According to Ripple’s Q1 2024 XRP Markets Report, the number of transactions on the XRP Ledger (XRPL) increased by more than twofold throughout the span of time from the fourth quarter of 2023 to the end of the first quarter of 2024.
Additionally, the average transaction cost decreased by almost half during this same time period.
According to a report that was released on May 17, 2024, the number of XRPL on-chain transactions that were recorded during the first quarter of 2024 was roughly 251.39 million, which is a 108% increase over the 121.03 million that were recorded during the fourth quarter of 2023.
In addition, the average cost of each transaction decreased by 45 percent, reaching around $0.000856.”As a result, the decrease in average cost per transaction indicated a reset, and there was no network congestion that occurred during the quarter,” according to the report.

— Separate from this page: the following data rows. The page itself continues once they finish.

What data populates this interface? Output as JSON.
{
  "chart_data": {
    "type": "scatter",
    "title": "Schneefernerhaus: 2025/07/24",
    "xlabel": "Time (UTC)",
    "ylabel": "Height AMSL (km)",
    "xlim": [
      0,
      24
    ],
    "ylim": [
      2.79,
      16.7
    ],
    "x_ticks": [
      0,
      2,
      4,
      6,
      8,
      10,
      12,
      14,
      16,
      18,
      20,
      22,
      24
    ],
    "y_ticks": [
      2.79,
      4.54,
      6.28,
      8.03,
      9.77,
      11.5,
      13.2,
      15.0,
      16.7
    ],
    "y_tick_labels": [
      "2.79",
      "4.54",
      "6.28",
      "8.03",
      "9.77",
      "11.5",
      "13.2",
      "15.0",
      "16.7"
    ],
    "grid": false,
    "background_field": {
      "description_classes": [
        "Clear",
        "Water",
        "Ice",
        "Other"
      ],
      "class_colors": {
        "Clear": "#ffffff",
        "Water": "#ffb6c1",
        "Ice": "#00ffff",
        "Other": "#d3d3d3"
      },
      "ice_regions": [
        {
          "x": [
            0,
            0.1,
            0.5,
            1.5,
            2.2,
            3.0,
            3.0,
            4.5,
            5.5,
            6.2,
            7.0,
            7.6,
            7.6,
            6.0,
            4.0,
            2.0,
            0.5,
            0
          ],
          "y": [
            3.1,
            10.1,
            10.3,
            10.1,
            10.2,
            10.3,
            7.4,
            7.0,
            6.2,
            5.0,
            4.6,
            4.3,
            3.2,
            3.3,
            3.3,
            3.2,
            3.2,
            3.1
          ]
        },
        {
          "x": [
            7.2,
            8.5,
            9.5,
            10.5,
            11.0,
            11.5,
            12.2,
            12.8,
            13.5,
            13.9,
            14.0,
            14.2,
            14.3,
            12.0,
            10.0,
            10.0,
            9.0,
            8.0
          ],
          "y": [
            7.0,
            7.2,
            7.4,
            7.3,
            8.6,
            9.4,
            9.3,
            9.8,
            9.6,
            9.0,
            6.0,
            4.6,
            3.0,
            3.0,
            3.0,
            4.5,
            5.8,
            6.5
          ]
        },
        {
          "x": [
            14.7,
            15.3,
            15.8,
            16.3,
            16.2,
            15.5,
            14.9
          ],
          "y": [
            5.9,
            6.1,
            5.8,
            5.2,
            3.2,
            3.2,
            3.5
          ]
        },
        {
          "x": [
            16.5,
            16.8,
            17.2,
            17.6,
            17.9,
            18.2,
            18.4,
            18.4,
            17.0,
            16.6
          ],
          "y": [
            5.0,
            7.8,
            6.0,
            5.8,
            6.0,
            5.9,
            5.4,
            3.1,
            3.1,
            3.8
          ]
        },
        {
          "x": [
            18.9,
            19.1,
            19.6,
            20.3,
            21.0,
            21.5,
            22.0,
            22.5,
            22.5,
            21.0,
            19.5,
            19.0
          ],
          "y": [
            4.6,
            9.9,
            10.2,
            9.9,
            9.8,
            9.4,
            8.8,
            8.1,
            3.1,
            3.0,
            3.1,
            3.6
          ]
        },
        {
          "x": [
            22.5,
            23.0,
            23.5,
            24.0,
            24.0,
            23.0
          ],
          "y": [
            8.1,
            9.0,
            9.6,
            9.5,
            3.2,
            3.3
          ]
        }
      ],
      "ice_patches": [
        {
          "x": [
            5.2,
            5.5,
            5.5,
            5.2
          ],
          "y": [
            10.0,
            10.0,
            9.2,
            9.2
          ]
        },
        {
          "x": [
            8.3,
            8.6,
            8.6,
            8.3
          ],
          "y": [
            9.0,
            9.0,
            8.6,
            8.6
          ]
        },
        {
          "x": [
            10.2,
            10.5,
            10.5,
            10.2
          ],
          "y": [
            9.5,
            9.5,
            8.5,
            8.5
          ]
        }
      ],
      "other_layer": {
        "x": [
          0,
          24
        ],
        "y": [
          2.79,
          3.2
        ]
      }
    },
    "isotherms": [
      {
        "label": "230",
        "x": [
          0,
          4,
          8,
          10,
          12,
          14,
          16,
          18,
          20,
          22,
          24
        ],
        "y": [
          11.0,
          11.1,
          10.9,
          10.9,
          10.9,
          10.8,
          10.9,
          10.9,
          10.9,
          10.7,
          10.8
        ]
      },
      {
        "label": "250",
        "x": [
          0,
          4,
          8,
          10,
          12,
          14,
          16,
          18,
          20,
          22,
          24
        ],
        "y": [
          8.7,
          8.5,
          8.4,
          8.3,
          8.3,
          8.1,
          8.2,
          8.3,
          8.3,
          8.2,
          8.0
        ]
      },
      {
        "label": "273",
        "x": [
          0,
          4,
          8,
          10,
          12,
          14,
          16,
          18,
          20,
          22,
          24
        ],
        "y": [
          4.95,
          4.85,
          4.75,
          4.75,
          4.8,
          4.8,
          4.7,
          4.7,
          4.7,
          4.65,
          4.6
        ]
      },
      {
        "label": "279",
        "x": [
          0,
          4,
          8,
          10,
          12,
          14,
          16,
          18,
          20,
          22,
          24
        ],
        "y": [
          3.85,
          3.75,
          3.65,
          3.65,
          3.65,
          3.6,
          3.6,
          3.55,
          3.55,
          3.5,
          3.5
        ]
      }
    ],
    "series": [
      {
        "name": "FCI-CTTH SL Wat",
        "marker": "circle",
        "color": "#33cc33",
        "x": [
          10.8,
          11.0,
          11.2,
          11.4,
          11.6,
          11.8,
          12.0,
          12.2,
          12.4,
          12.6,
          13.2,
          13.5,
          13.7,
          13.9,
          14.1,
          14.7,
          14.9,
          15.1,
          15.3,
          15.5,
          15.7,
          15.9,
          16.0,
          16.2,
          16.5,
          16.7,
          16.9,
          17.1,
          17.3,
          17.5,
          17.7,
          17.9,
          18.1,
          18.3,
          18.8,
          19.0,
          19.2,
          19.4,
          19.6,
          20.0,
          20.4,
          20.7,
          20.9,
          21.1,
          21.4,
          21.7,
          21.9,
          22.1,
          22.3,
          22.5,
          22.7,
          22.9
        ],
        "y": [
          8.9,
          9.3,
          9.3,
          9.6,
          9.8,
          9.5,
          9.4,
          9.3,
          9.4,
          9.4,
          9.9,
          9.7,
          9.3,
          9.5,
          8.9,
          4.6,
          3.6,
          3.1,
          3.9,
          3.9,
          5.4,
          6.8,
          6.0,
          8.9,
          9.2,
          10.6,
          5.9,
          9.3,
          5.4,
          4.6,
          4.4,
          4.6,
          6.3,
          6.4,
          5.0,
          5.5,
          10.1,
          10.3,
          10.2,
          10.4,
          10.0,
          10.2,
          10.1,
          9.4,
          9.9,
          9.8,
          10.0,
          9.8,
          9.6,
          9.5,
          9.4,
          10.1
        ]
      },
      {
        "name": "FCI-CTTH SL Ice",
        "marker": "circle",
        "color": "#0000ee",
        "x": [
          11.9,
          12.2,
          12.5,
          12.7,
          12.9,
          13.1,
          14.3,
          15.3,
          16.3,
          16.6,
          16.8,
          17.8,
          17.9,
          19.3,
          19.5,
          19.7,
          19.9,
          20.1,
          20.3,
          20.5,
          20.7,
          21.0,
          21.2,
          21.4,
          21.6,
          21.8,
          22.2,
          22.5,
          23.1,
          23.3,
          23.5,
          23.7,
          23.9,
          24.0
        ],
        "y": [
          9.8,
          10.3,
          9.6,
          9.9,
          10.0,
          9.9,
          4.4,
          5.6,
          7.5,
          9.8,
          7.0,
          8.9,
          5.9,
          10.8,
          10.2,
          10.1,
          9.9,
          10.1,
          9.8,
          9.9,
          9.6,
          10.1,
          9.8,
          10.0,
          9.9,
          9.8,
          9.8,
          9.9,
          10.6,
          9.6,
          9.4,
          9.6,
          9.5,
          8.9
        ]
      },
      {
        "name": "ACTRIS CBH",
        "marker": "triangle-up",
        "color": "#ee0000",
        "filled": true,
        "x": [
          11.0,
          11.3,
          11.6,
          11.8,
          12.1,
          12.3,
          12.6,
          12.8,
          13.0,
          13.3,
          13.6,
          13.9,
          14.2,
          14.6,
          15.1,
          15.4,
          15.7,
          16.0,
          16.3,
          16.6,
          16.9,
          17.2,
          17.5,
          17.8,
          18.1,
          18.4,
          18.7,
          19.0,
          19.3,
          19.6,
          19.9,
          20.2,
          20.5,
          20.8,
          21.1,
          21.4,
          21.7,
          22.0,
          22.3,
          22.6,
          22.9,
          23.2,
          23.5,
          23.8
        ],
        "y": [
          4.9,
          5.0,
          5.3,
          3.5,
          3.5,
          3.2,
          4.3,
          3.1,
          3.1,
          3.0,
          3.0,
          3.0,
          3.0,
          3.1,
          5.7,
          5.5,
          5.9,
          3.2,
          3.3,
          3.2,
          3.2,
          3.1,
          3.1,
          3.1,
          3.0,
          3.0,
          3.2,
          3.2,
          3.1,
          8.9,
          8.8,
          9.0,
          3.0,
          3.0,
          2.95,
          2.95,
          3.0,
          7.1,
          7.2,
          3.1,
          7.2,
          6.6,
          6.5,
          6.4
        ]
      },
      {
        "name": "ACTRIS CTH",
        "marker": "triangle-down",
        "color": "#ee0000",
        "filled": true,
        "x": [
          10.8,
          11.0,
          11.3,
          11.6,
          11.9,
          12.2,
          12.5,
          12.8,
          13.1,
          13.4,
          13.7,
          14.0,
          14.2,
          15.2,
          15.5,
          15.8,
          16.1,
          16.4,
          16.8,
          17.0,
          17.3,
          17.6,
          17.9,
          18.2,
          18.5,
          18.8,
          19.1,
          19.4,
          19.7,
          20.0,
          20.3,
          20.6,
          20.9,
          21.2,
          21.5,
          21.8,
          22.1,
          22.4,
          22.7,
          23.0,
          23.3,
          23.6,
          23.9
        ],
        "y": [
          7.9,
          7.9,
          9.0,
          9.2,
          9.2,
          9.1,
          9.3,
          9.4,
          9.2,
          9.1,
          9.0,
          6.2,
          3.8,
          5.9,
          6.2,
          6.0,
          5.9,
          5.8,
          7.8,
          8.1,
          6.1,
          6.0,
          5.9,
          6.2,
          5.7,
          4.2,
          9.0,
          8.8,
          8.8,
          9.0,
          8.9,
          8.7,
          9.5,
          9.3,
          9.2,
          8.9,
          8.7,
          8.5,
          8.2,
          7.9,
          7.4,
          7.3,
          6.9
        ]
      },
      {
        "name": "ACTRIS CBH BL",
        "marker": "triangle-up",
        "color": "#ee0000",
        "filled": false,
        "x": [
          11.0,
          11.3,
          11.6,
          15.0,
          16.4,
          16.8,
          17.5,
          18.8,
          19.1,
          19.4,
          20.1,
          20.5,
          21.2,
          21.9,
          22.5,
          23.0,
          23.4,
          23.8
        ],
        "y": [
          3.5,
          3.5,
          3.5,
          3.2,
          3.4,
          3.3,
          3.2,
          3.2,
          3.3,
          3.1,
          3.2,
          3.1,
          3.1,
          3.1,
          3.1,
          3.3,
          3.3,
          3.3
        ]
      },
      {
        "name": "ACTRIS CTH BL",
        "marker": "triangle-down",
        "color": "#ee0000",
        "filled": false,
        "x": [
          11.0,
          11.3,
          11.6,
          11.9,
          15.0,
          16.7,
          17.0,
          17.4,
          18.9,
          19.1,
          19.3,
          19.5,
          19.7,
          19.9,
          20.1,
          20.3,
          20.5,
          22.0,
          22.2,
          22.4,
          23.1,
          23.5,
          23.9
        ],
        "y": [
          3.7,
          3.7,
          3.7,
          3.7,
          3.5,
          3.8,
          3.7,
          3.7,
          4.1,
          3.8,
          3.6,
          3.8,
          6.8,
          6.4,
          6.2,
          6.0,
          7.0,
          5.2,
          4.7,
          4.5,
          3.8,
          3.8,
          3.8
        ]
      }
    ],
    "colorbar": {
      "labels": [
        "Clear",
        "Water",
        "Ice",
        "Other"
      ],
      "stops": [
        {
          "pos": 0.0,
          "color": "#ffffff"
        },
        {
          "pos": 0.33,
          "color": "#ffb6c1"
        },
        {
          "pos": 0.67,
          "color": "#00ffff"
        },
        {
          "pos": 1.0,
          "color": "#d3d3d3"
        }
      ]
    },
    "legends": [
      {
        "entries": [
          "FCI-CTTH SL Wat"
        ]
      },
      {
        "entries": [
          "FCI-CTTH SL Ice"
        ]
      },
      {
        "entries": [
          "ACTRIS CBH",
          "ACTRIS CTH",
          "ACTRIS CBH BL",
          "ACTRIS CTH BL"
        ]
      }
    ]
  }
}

XRPL Trading Volume Distribution Stable in Q1
While everything was going on, the distribution of XRPL trading volume among cryptocurrency exchanges remained stable during the first quarter. More than 70 percent of the total exchanged volume went to Binance, Bybit and Upbit.
The percentage of volume traded via fiat pairs fell from 15% in the fourth quarter to 11% during the first quarter, which was also brought to everyone’s attention.
At the moment, the majority of XRP trade takes place versus Tether. The report also covered the ongoing lawsuit the United States Securities and Exchange Commission (SEC) is pursuing against Ripple.
The SEC initially filed the lawsuit in December 2020, alleging that the executives of Ripple conducted an initial public offering of XRP, which the SEC considered to be an unregistered security during the period of capital-raising.
Ripple sent a response on April 22 to the Securities and Exchange Commission’s request for $2 billion in remedies, rejecting the proposal. Ripple contended that the law prohibits the SEC from pursuing disgorgement or interest in disgorgement unless they can provide evidence of damage to an individual.
According to Ripple’s explanation, “In terms of the subsequent steps, both parties will wait for the judge to make a determination on the final remedies, which is likely to occur within the next few months.”The statement continued by saying, “Ripple continues to be confident that the judge will approach the remedies phase fairly.”